Atualmente, o sociólogo tem uma tarefa urgente a cumprir; ela é ao mesmo tempo política e intelectual (porque, no caso, as duas coincidem) e consiste em isolar claramente o que provoca a inquietude e a indiferença no mundo contemporâneo. Todos os trabalhadores da cultura esperam isso dele – os físicos, os artistas e, de maneira geral, toda a comunidade intelectual. É essa tarefa e essa espera que fazem das ciências sociais o denominador comum de nossa era cultural e que tornam a imaginação sociológica tão necessária.  (Mills, 2006, pp. 15-16).

A imaginação sociológica está prestes a se tornar o denominador comum de nossa vida cultural e seu traço distintivo. Esse espírito se desenvolve em sociologia e em psicologia, mas ultrapassa largamente uma e outra no estado atual de sua evolução. Sua aquisição é lenta e dolorosa de se adquirir – para os indivíduos e a comunidade; são numerosos os sociólogos que ignoram sua existência. Eles parecem desconhecer que apenas com essa imaginação eles poderão dar o melhor de si mesmos; que, deixando-a no abandono, eles estão traíndo as expectativas que a cultura exige deles e que as tradições clássicas de suas disciplinas lhe permitiriam realizar. (Ibid.: pp. 16-17). 

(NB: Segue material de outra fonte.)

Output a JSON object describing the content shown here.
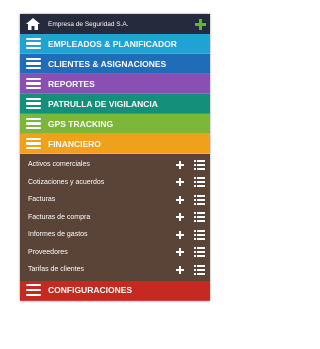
{
  "topbar": {
    "company": "Empresa de Seguridad S.A.",
    "home_icon": "home-icon",
    "add_icon": "plus-icon",
    "add_icon_color": "#62b62b"
  },
  "menu": [
    {
      "label": "EMPLEADOS & PLANIFICADOR",
      "color": "#1fa3d4"
    },
    {
      "label": "CLIENTES & ASIGNACIONES",
      "color": "#1f6db8"
    },
    {
      "label": "REPORTES",
      "color": "#8a4fb2"
    },
    {
      "label": "PATRULLA DE VIGILANCIA",
      "color": "#14907a"
    },
    {
      "label": "GPS TRACKING",
      "color": "#7cb73a"
    },
    {
      "label": "FINANCIERO",
      "color": "#f0a11c"
    }
  ],
  "submenu": {
    "background": "#5a4438",
    "items": [
      {
        "label": "Activos comerciales"
      },
      {
        "label": "Cotizaciones y acuerdos"
      },
      {
        "label": "Facturas"
      },
      {
        "label": "Facturas de compra"
      },
      {
        "label": "Informes de gastos"
      },
      {
        "label": "Proveedores"
      },
      {
        "label": "Tarifas de clientes"
      }
    ]
  },
  "config": {
    "label": "CONFIGURACIONES",
    "color": "#c42a21"
  }
}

Já o ponto de vista de Sennet põe em questão o suposto anacronismo da habilidade artesanal, construindo seu conceito através da comparação entre formas antigas, medievais, modernas e contemporâneas daquela habilidade. Ou seja, na reflexão de Sennet não se trata de uma imaginação sociológica artesanal cujas aplicações culturais seriam cruciais para o enfrentamento da racionalização e a alienação das estruturas sociais, mas da própria perenidade da habilidade artesanal em diversas formas de trabalho ao longo do tempo e do espaço – que deve ser analisada em suas potencialidades e dificuldades de enfrentamento das consequências centrais de uma arquitetura institucional do trabalho que ele chamou em obra anterior (Sennet, 2006) de burocracia MP3. Neste caso, a defesa do artesanato não seria uma prerrogativa do mundo intelectual, mas uma argumentação que, fundamentando-se explicitamente no pragmatismo filosófico, define e sustenta a habilidade artesanal como expressão da indissociabilidade potencial entre trabalho intelectual (homo faber) e trabalho não intelectual (animal laborens):

A expressão «habilidade artesanal» pode dar a entender um estilo de vida que desapareceu com o advento da sociedade industrial – o que, no entanto, é enganoso. Habilidade artesanal designa um impulso humano básico e permanente, o desejo de um trabalho benfeito por si mesmo. Abrange um espectro muito mais amplo que o trabalho derivado de habilidades manuais; diz respeito ao programa de computador, ao médico e ao artista; os cuidados paternos podem melhorar quando são praticados como uma atividade bem capacitada, assim como a cidadania. Em todos esses terrenos, a habilidade artesanal está centrada em padrões objetivos, na coisa em si mesma. As condições sociais e econômicas, contudo, muitas vezes se interpõem no caminho da disciplina e no empenho do artesão. (Sennet, 2009, p. 19).
A civilização ocidental caracteriza-se por uma arraigada dificuldade de estabelecer ligações entre a cabeça e a mão, de reconhecer e estimular o impulso artesanal. (Ibid.: p. 20) 
São tão grandes as mudanças necessárias para modificar a maneira como a humanidade lida com o mundo físico que só essa sensação de deslocamento e de estranhamento pode impulsionar efetivas práticas de mudança e reduzir nossos desejos de consumo; em minha opinião, o sonho de viver em equilíbrio e em paz com o mundo pode levar-nos a tentar nos refugiar numa Natureza idealizada, em vez de encarar o território autodestrutivo que construímos. (Ibid.: p. 24) 
A cultura material, em suma, traça um quadro do que os seres humanos são capazes de fazer. Essa visão aparentemente ilimitada vem a ser tolhida pelos impulsos autodestrutivos, sejam involuntários, intencionais ou acidentais. Refugiar-se nos valores espirituais dificilmente representaria grande ajuda no trato com Pandora. A natureza pode ser uma guia melhor, se entendermos nosso labor como parte do seu ser. (Ibid.: p. 26)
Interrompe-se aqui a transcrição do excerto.